BÉCANCOUR — «On veut redonner à Nicolet-Bécancour son statut de capitale de production de cannabis.» Et du cannabis légal cette fois. Daniel Blackburn et ses associés ont plusieurs projets dont l’un consiste à installer des serres pour les autoproducteurs de cannabis. Ils sont même en pourparlers avec le parc industriel de Bécancour pour s’installer à cet endroit.

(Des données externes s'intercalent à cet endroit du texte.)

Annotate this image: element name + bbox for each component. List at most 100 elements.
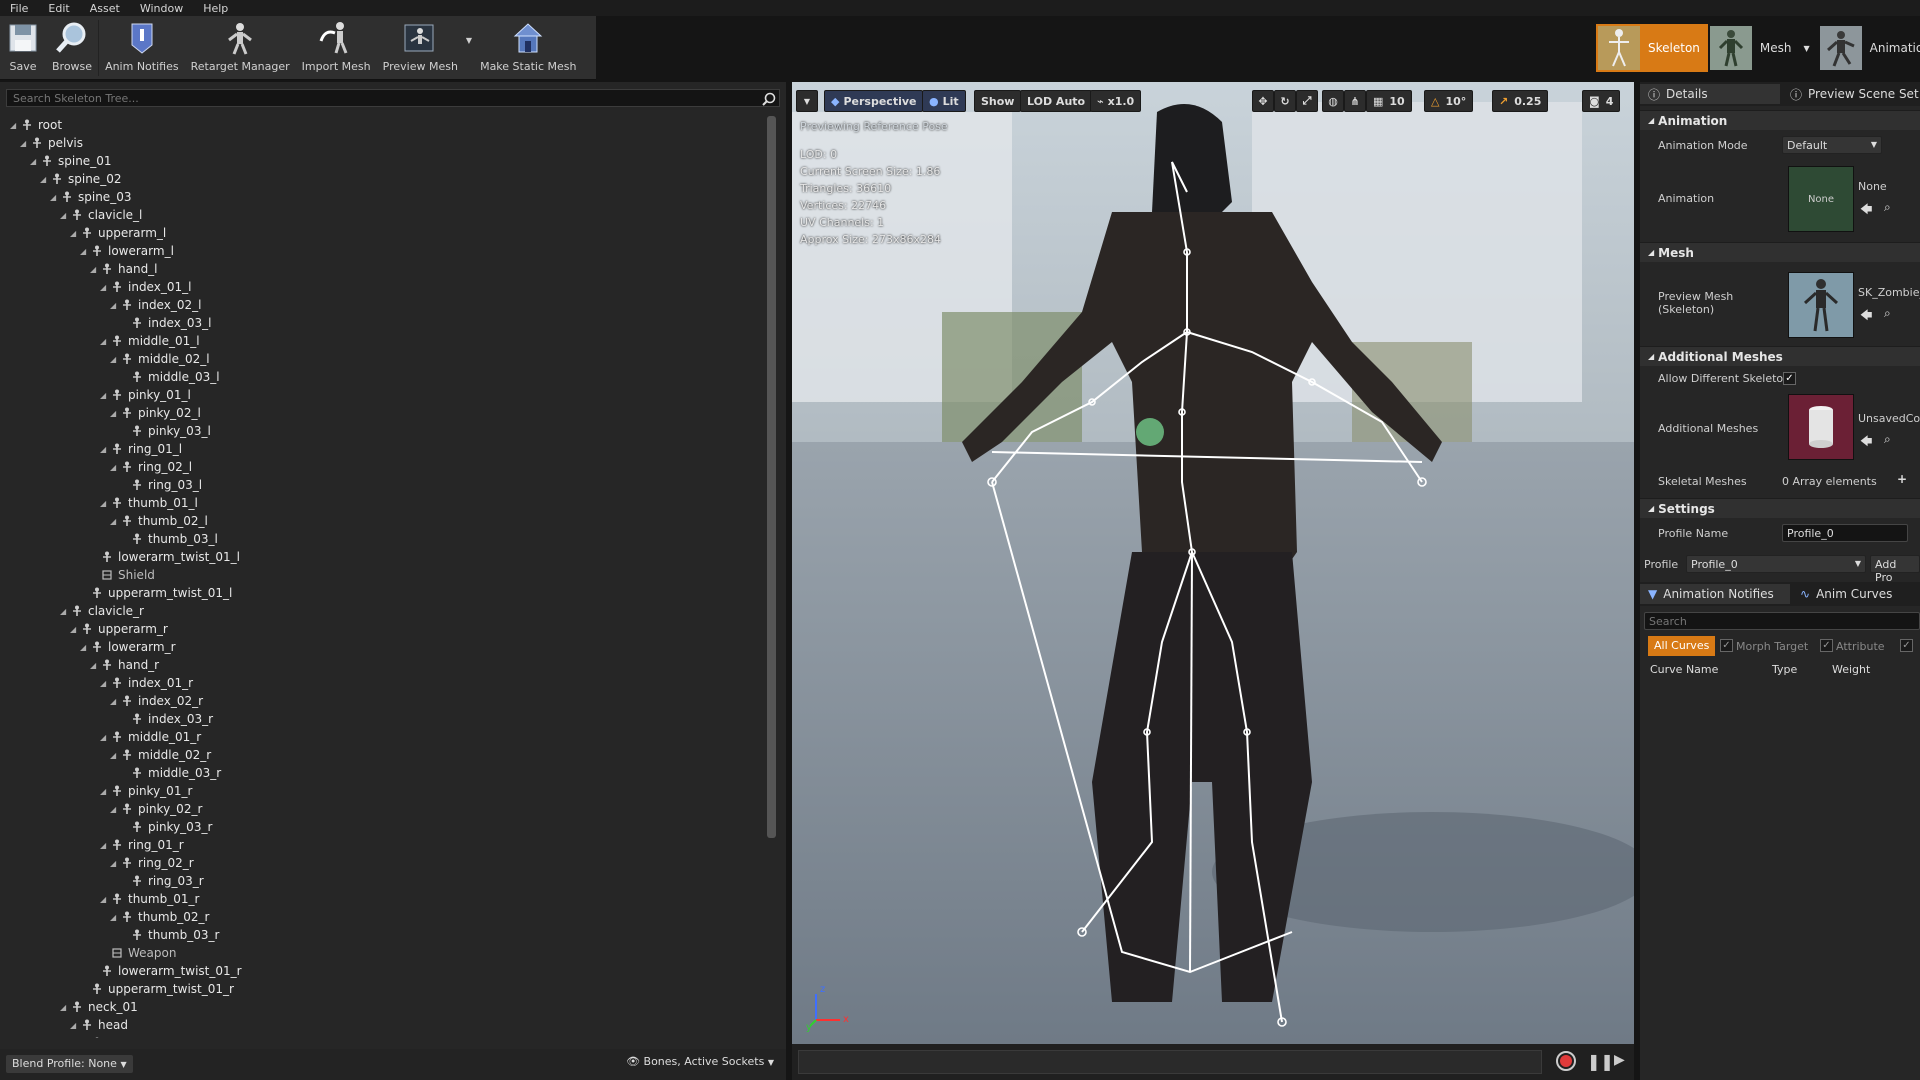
rotate-tool-button[interactable]: ↻ [1274, 90, 1296, 112]
show-button[interactable]: Show [974, 90, 1022, 112]
bone-node[interactable]: ◢ lowerarm_l [80, 242, 174, 260]
bone-node[interactable]: ◢ hand_r [90, 656, 159, 674]
expand-arrow-icon[interactable]: ◢ [100, 499, 110, 508]
bone-node[interactable]: ◢ middle_02_r [110, 746, 211, 764]
bone-node[interactable]: ◢ neck_01 [60, 998, 138, 1016]
save-button[interactable]: Save [0, 16, 46, 78]
chevron-down-icon[interactable]: ▼ [1803, 44, 1809, 53]
category-mesh[interactable]: ◢ Mesh [1640, 242, 1920, 262]
perspective-button[interactable]: ◆ Perspective [824, 90, 924, 112]
pause-icon[interactable]: ❚❚ [1587, 1052, 1614, 1071]
camera-speed-button[interactable]: ◙ 4 [1582, 90, 1621, 112]
browse-button[interactable]: Browse [46, 16, 98, 78]
tab-details[interactable]: ⓘ Details [1640, 84, 1780, 104]
mode-skeleton-button[interactable]: Skeleton [1596, 24, 1708, 72]
search-icon[interactable]: ⌕ [1884, 432, 1891, 447]
tab-preview-scene-settings[interactable]: ⓘ Preview Scene Set [1782, 84, 1920, 104]
menu-help[interactable]: Help [193, 2, 238, 15]
bone-node[interactable]: ◢ index_02_l [110, 296, 201, 314]
expand-arrow-icon[interactable]: ◢ [50, 193, 60, 202]
make-static-mesh-button[interactable]: Make Static Mesh [474, 16, 582, 78]
bone-node[interactable]: ◢ middle_02_l [110, 350, 210, 368]
expand-arrow-icon[interactable]: ◢ [80, 643, 90, 652]
bone-node[interactable]: ◢ thumb_01_r [100, 890, 199, 908]
additional-meshes-thumbnail[interactable] [1788, 394, 1854, 460]
bone-node[interactable]: ◢ pinky_01_l [100, 386, 191, 404]
expand-arrow-icon[interactable]: ◢ [100, 733, 110, 742]
expand-arrow-icon[interactable]: ◢ [40, 175, 50, 184]
expand-arrow-icon[interactable]: ◢ [10, 121, 20, 130]
expand-arrow-icon[interactable]: ◢ [110, 751, 120, 760]
bone-node[interactable]: ◢ ring_02_r [110, 854, 194, 872]
expand-arrow-icon[interactable]: ◢ [70, 229, 80, 238]
bone-node[interactable]: ◢ hand_l [90, 260, 158, 278]
bone-node[interactable]: ◢ clavicle_r [60, 602, 144, 620]
arrow-left-icon[interactable]: 🡄 [1860, 200, 1872, 221]
bone-node[interactable]: thumb_03_r [120, 926, 219, 944]
expand-arrow-icon[interactable]: ◢ [20, 139, 30, 148]
bone-node[interactable]: ◢ index_01_l [100, 278, 191, 296]
socket-node[interactable]: Weapon [100, 944, 176, 962]
expand-arrow-icon[interactable]: ◢ [60, 607, 70, 616]
bone-node[interactable]: ◢ upperarm_l [70, 224, 166, 242]
bone-node[interactable]: lowerarm_twist_01_r [90, 962, 242, 980]
bone-node[interactable]: middle_03_r [120, 764, 221, 782]
add-profile-button[interactable]: Add Pro [1870, 555, 1920, 584]
mode-mesh-button[interactable]: Mesh ▼ [1708, 24, 1818, 72]
bone-node[interactable]: ring_03_l [120, 476, 202, 494]
expand-arrow-icon[interactable]: ◢ [90, 265, 100, 274]
bone-node[interactable]: ◢ pelvis [20, 134, 83, 152]
bone-node[interactable]: ◢ ring_02_l [110, 458, 192, 476]
bone-node[interactable]: ◢ upperarm_r [70, 620, 168, 638]
bone-node[interactable]: ◢ thumb_02_r [110, 908, 209, 926]
arrow-left-icon[interactable]: 🡄 [1860, 432, 1872, 453]
expand-arrow-icon[interactable]: ◢ [100, 679, 110, 688]
step-forward-icon[interactable]: ▶ [1614, 1052, 1625, 1068]
bone-node[interactable]: pinky_03_l [120, 422, 211, 440]
expand-arrow-icon[interactable]: ◢ [100, 337, 110, 346]
expand-arrow-icon[interactable]: ◢ [60, 211, 70, 220]
expand-arrow-icon[interactable]: ◢ [110, 463, 120, 472]
scale-tool-button[interactable]: ⤢ [1296, 90, 1318, 112]
bone-node[interactable]: ◢ spine_03 [50, 188, 131, 206]
import-mesh-button[interactable]: Import Mesh [296, 16, 377, 78]
category-animation[interactable]: ◢ Animation [1640, 110, 1920, 130]
bone-node[interactable]: index_03_r [120, 710, 213, 728]
anim-notifies-button[interactable]: Anim Notifies [99, 16, 185, 78]
viewport-options-button[interactable]: ▼ [796, 90, 818, 112]
bone-node[interactable]: ◢ lowerarm_r [80, 638, 176, 656]
bone-node[interactable]: ◢ middle_01_r [100, 728, 201, 746]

«Les gens qui ont des permis d’autoproduction n’ont pas d’endroit pour cultiver. Ils font ça dans leur sous-sol, dans leur grenier, dans leur grange. Ça vaut ce que ça vaut. On va construire des serres de 400 pieds carrés qu’on va louer aux gens qui vont avoir des permis d’autoproduction, pour qu’ils produisent dans un endroit salubre et sécuritaire», explique M. Blackburn.

En effet, les gens qui ont une prescription pour obtenir du cannabis médical peuvent s’en procurer de deux façons, soit auprès d’un producteur licencié par Santé Canada ou en obtenant un permis auprès de Santé Canada pour produire eux-mêmes une quantité limitée de cannabis pour leurs propres besoins médicaux. Ils peuvent aussi désigner une personne qui peut produire pour eux.

Les gens qui choisissent de faire leur propre production chez eux risquent de causer des dommages à leur maison en plus d’avoir des problèmes pour la vendre par la suite.

Avec ces serres, les productions seront faites dans des conditions optimales et s’ils le veulent, du personnel pourra s’en occuper à leur place. «C’est un clé en main. Avec des caméras de surveillance. Tu vas pouvoir regarder tes plants pousser sur ton téléphone», raconte, en riant, M. Blackburn.

Pour ce projet, en plus de ses deux associés du projet de clinique de consultants, il s’est associé à un homme de la région de Montréal qui a déjà lancé une telle entreprise. «Ses serres sont pleines», raconte le résident de Bécancour. «Il nous a dit que ses clients étaient prêts à faire une heure et quart de route pour s’installer chez nous. C’est sûr que ça va être loué avant qu’on commence à bâtir», ajoute-t-il. Selon la réglementation de Santé Canada, les bâtiments ne peuvent pas contenir plus de quatre serres. Le projet devrait voir le jour dès cet été. Il n’a pas encore déterminé le nombre de bâtiments qui seront construits. On parle d’un investissement de 250 000 $ à 300 000 $ par bâtisse. Les gens impliqués dans le projet ont l’intention d’être particulièrement novateurs du côté environnemental.